「疑われる」ということは、介護を頑張っている証

画面越しに見る次女さんは、介護疲れなのか、肌つやも悪く、髪もボサボサ。

5歳年上の長女さんのほうが、むしろ若々しく見えます。

「母は、私のことがもともと嫌いなんですよ……」

そんな痛切な言葉を口にする次女さん。

聞けば、平井さんは、日中に来てくれるヘルパーさんのことは絶対に疑わないそうです。ニコニコと愛想よく振る舞い、なぜか次女さんにだけキツく当たり、疑いをかけてくる。それは結局、お母さんが自分を嫌っているからだ――。

涙をこらえて説明する次女さんに、私は言いました。

「それは、お母さんが誰よりもあなたを信頼しているからですよ」

「物盗られ妄想」は、記憶障害によって、どこにしまったかを忘れていることが大半です。平井さんは、化粧品やお金を自分で使ったことを忘れてしまいました。

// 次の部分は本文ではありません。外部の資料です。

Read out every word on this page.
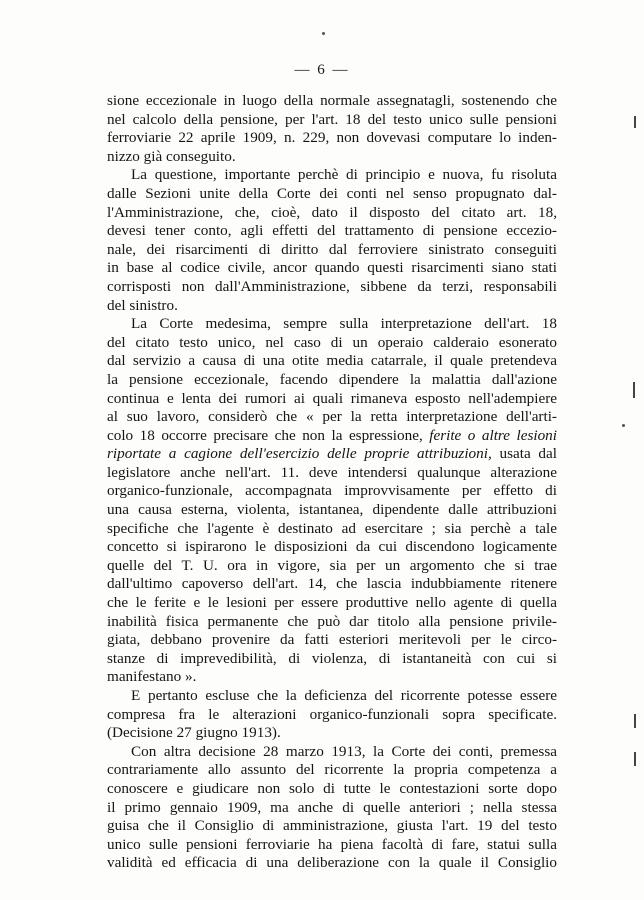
— 6 —
sione eccezionale in luogo della normale assegnatagli, sostenendo che
nel calcolo della pensione, per l'art. 18 del testo unico sulle pensioni
ferroviarie 22 aprile 1909, n. 229, non dovevasi computare lo inden-
nizzo già conseguito.
La questione, importante perchè di principio e nuova, fu risoluta
dalle Sezioni unite della Corte dei conti nel senso propugnato dal-
l'Amministrazione, che, cioè, dato il disposto del citato art. 18,
devesi tener conto, agli effetti del trattamento di pensione eccezio-
nale, dei risarcimenti di diritto dal ferroviere sinistrato conseguiti
in base al codice civile, ancor quando questi risarcimenti siano stati
corrisposti non dall'Amministrazione, sibbene da terzi, responsabili
del sinistro.
La Corte medesima, sempre sulla interpretazione dell'art. 18
del citato testo unico, nel caso di un operaio calderaio esonerato
dal servizio a causa di una otite media catarrale, il quale pretendeva
la pensione eccezionale, facendo dipendere la malattia dall'azione
continua e lenta dei rumori ai quali rimaneva esposto nell'adempiere
al suo lavoro, considerò che « per la retta interpretazione dell'arti-
colo 18 occorre precisare che non la espressione, ferite o altre lesioni
riportate a cagione dell'esercizio delle proprie attribuzioni, usata dal
legislatore anche nell'art. 11. deve intendersi qualunque alterazione
organico-funzionale, accompagnata improvvisamente per effetto di
una causa esterna, violenta, istantanea, dipendente dalle attribuzioni
specifiche che l'agente è destinato ad esercitare ; sia perchè a tale
concetto si ispirarono le disposizioni da cui discendono logicamente
quelle del T. U. ora in vigore, sia per un argomento che si trae
dall'ultimo capoverso dell'art. 14, che lascia indubbiamente ritenere
che le ferite e le lesioni per essere produttive nello agente di quella
inabilità fisica permanente che può dar titolo alla pensione privile-
giata, debbano provenire da fatti esteriori meritevoli per le circo-
stanze di imprevedibilità, di violenza, di istantaneità con cui si
manifestano ».
E pertanto escluse che la deficienza del ricorrente potesse essere
compresa fra le alterazioni organico-funzionali sopra specificate.
(Decisione 27 giugno 1913).
Con altra decisione 28 marzo 1913, la Corte dei conti, premessa
contrariamente allo assunto del ricorrente la propria competenza a
conoscere e giudicare non solo di tutte le contestazioni sorte dopo
il primo gennaio 1909, ma anche di quelle anteriori ; nella stessa
guisa che il Consiglio di amministrazione, giusta l'art. 19 del testo
unico sulle pensioni ferroviarie ha piena facoltà di fare, statui sulla
validità ed efficacia di una deliberazione con la quale il Consiglio
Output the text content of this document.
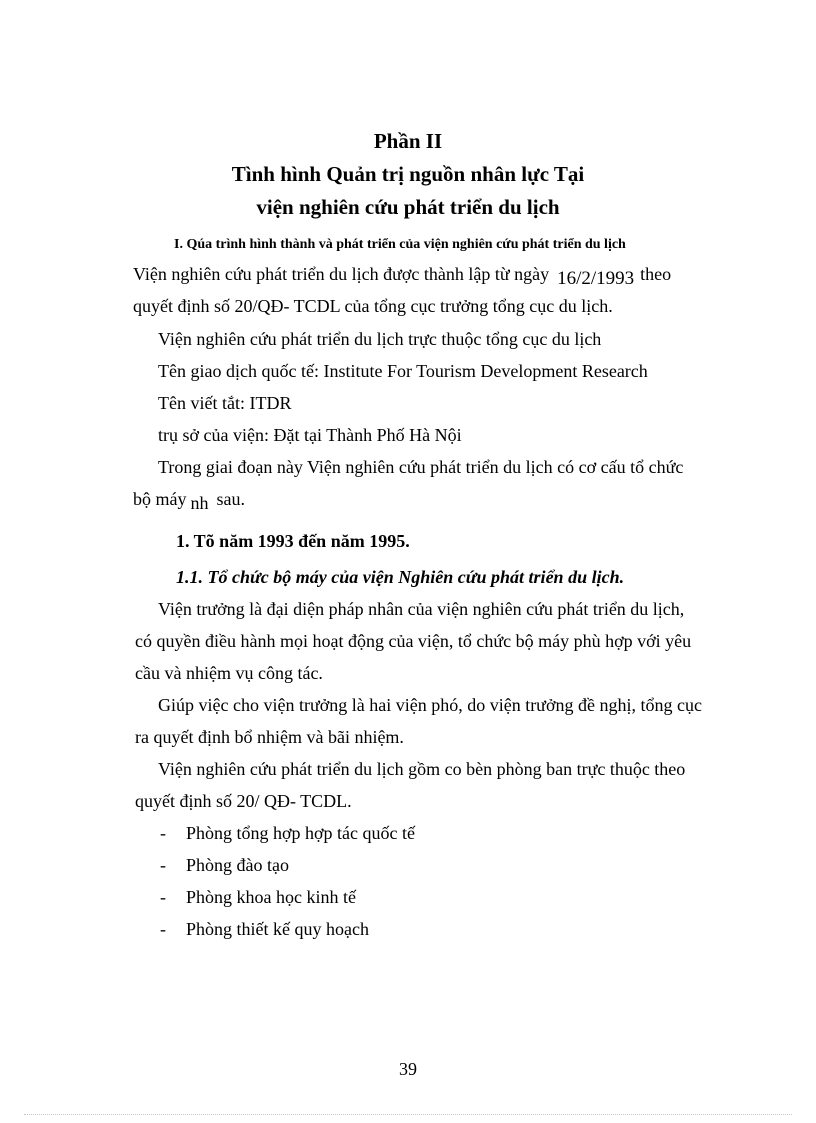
Phần II
Tình hình Quản trị nguồn nhân lực Tại
viện nghiên cứu phát triển du lịch
I. Qúa trình hình thành và phát triển của viện nghiên cứu phát triển du lịch
Viện nghiên cứu phát triển du lịch được thành lập từ ngày 16/2/1993 theo
quyết định số 20/QĐ- TCDL của tổng cục trưởng tổng cục du lịch.
Viện nghiên cứu phát triển du lịch trực thuộc tổng cục du lịch
Tên giao dịch quốc tế: Institute For Tourism Development Research
Tên viết tắt: ITDR
trụ sở của viện: Đặt tại Thành Phố Hà Nội
Trong giai đoạn này Viện nghiên cứu phát triển du lịch có cơ cấu tổ chức
bộ máy nh sau.
1. Tõ năm 1993 đến năm 1995.
1.1. Tổ chức bộ máy của viện Nghiên cứu phát triển du lịch.
Viện trưởng là đại diện pháp nhân của viện nghiên cứu phát triển du lịch,
có quyền điều hành mọi hoạt động của viện, tổ chức bộ máy phù hợp với yêu
cầu và nhiệm vụ công tác.
Giúp việc cho viện trưởng là hai viện phó, do viện trưởng đề nghị, tổng cục
ra quyết định bổ nhiệm và bãi nhiệm.
Viện nghiên cứu phát triển du lịch gồm co bèn phòng ban trực thuộc theo
quyết định số 20/ QĐ- TCDL.
- Phòng tổng hợp hợp tác quốc tế
- Phòng đào tạo
- Phòng khoa học kinh tế
- Phòng thiết kế quy hoạch
39
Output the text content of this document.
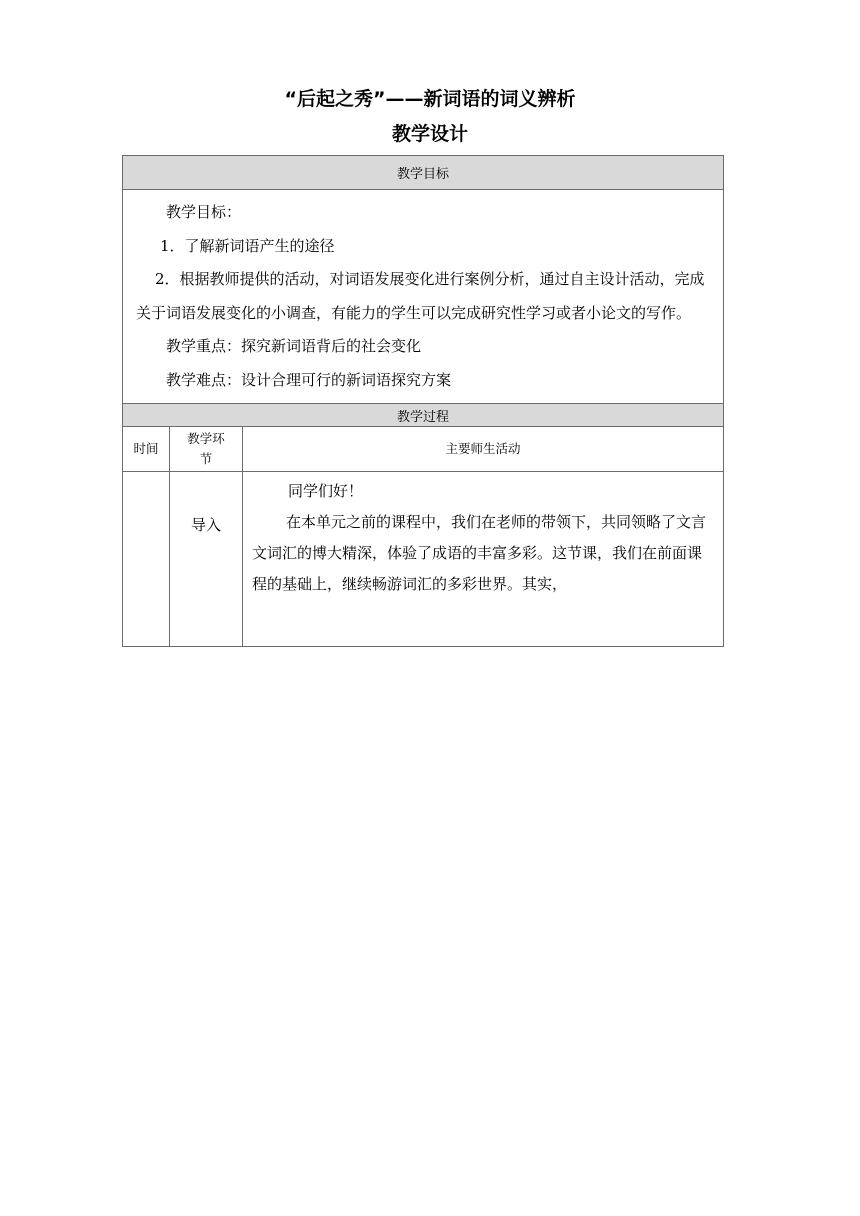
“后起之秀”——新词语的词义辨析
教学设计
教学目标		

教学目标：

1．了解新词语产生的途径

2．根据教师提供的活动，对词语发展变化进行案例分析，通过自主设计活动，完成关于词语发展变化的小调查，有能力的学生可以完成研究性学习或者小论文的写作。

教学重点：探究新词语背后的社会变化

教学难点：设计合理可行的新词语探究方案		

教学过程		
时间	教学环节	主要师生活动
	导入	同学们好！

在本单元之前的课程中，我们在老师的带领下，共同领略了文言文词汇的博大精深，体验了成语的丰富多彩。这节课，我们在前面课程的基础上，继续畅游词汇的多彩世界。其实，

そこで「誰かが盗った!」と妄想が始まるのですが、一方では、頭の中があいまいになっていることで「また自分が忘れてしまったのかもしれない」という不安もせめぎ合っています。

そのため、疑いをかける人物には、自然と「信頼しているから、困っている私を助けてほしい」「もし間違っていても許してほしい」という思いを抱えています。

つまり、「疑われる」ということは、介護を頑張っている証。
むしろ、自分を褒めてあげてもいいくらいです。